The BoJ’s recent Summary of Opinions revealed that policymakers are considering further interest rate hikes, fueled by a rise in Tokyo’s core inflation at its fastest pace in nearly a year. This has helped maintain expectations for continued tightening of BoJ policy. In addition, the narrowing interest rate gap between Japan and other global economies, coupled with a risk-averse market sentiment, could provide some support for the JPY and limit its depreciation further.
Japanese Yen Bulls Maintain Control Amid Expectations of Further BoJ Rate Hikes
- US President Donald Trump signed an order on Saturday to impose 25% tariffs on Canadian and Mexican imports and 10% on goods from China starting on Tuesday.
- Canada’s Prime Minister Justin Trudeau, Mexico’s President Claudia Sheinbaum, and China’s foreign ministry were quick to respond with the upcoming tit-for-tat moves.

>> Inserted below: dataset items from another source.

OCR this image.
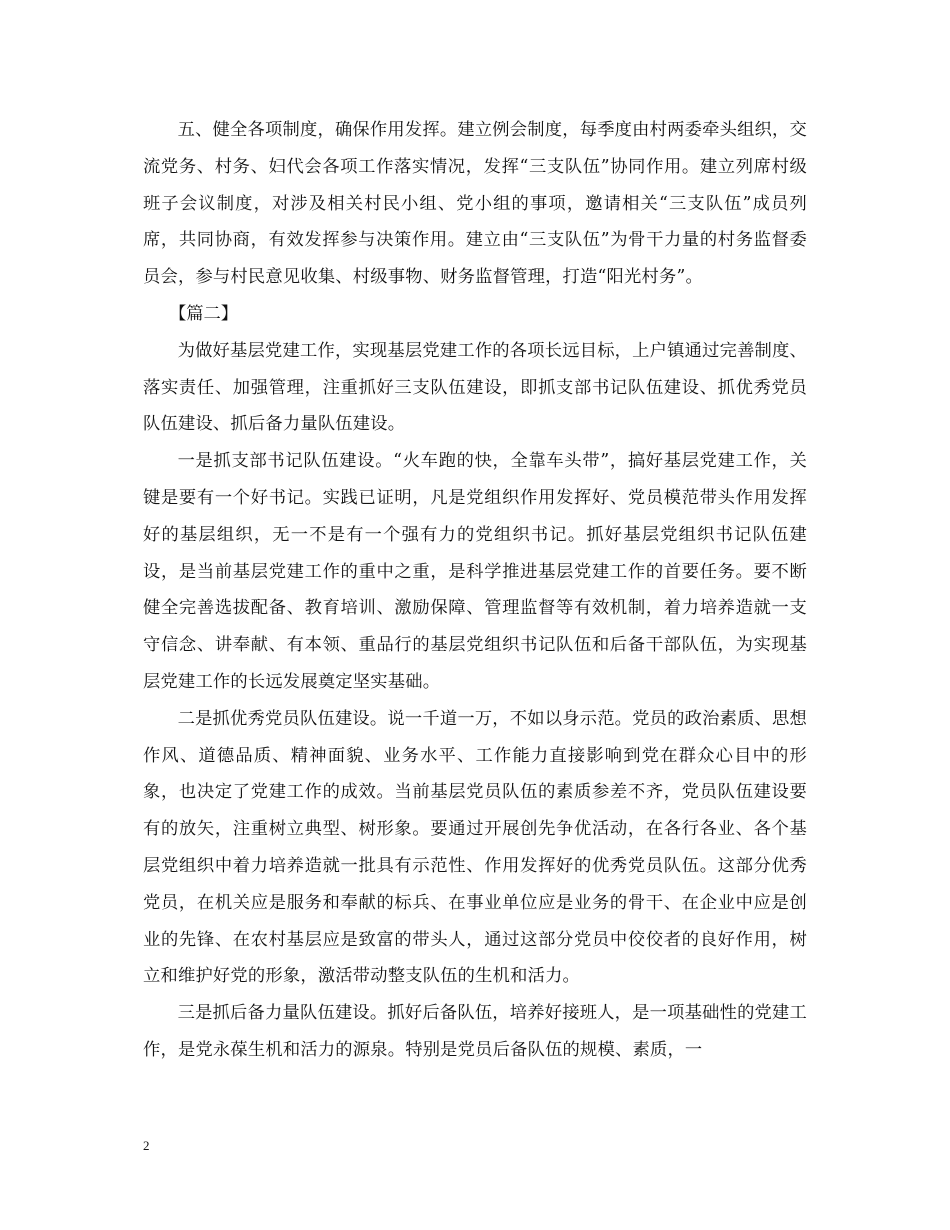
五、健全各项制度，确保作用发挥。建立例会制度，每季度由村两委牵头组织，交流党务、村务、妇代会各项工作落实情况，发挥“三支队伍”协同作用。建立列席村级班子会议制度，对涉及相关村民小组、党小组的事项，邀请相关“三支队伍”成员列席，共同协商，有效发挥参与决策作用。建立由“三支队伍”为骨干力量的村务监督委员会，参与村民意见收集、村级事物、财务监督管理，打造“阳光村务”。

【篇二】

为做好基层党建工作，实现基层党建工作的各项长远目标，上户镇通过完善制度、落实责任、加强管理，注重抓好三支队伍建设，即抓支部书记队伍建设、抓优秀党员队伍建设、抓后备力量队伍建设。

一是抓支部书记队伍建设。“火车跑的快，全靠车头带”，搞好基层党建工作，关键是要有一个好书记。实践已证明，凡是党组织作用发挥好、党员模范带头作用发挥好的基层组织，无一不是有一个强有力的党组织书记。抓好基层党组织书记队伍建设，是当前基层党建工作的重中之重，是科学推进基层党建工作的首要任务。要不断健全完善选拔配备、教育培训、激励保障、管理监督等有效机制，着力培养造就一支守信念、讲奉献、有本领、重品行的基层党组织书记队伍和后备干部队伍，为实现基层党建工作的长远发展奠定坚实基础。

二是抓优秀党员队伍建设。说一千道一万，不如以身示范。党员的政治素质、思想作风、道德品质、精神面貌、业务水平、工作能力直接影响到党在群众心目中的形象，也决定了党建工作的成效。当前基层党员队伍的素质参差不齐，党员队伍建设要有的放矢，注重树立典型、树形象。要通过开展创先争优活动，在各行各业、各个基层党组织中着力培养造就一批具有示范性、作用发挥好的优秀党员队伍。这部分优秀党员，在机关应是服务和奉献的标兵、在事业单位应是业务的骨干、在企业中应是创业的先锋、在农村基层应是致富的带头人，通过这部分党员中佼佼者的良好作用，树立和维护好党的形象，激活带动整支队伍的生机和活力。

三是抓后备力量队伍建设。抓好后备队伍，培养好接班人，是一项基础性的党建工作，是党永葆生机和活力的源泉。特别是党员后备队伍的规模、素质，一

2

- The US Dollar rallies across the board and advances back closer to over a two-year high touched in January, which assists the USD/JPY pair to build on Friday’s move up.
- The Bank of Japan’s Summary of Opinions released earlier this Monday showed that policymakers discussed the likelihood of raising rates further at the January meeting.
- BoJ board members reiterated that it will be necessary to continue hiking rates, if economic activity and prices remain on track, though it does little to boost the Japanese Yen.
- Japan’s Finance Minister Katsunobu Kato said that the government intends to monitor the impact of Trump’s new tariffs on its currency amid worries about the fallout.
- The US-Japan yield differential hovers near a multi-week low. This, along with the risk-off impulse, could help limit a further JPY depreciation in the near term.
- Traders now look forward to this week’s important US macro releases scheduled at the start of a new month, starting with the ISM Manufacturing PMI later today.
- The focus, however, will remain glued to the US monthly employment data – popularly known as the Nonfarm Payrolls (NFP) report due for release on Friday.
USD/JPY Must Break Above 156.25, Last Week’s High, to Strengthen Bullish Outlook
From a technical standpoint, last week’s solid rebound from the 50% retracement level of the December-January rally, followed by a move higher, supports a bullish outlook. However, any further upside beyond the 156.00 level could face resistance near the previous week’s swing high, around 156.25. A sustained break above this level could ignite a fresh short-covering rally, pushing the USD/JPY pair towards the 156.70-156.75 area, and potentially towards the 157.00 psychological level and the 157.60 resistance. Momentum could continue to carry the price toward the 158.00 level, where further gains could target the multi-month peak of 158.85-158.90, reached on January 10.
On the downside, the 155.00 level is expected to provide immediate support, ahead of the 154.55-154.50 zone and the 154.00 round figure. Below that, the January low near 153.70, touched last Monday, would be key. A decisive break below this level could signal a shift towards a bearish trend, pushing USD/JPY lower, with potential support around 153.30 and eventually targeting the 153.00 mark.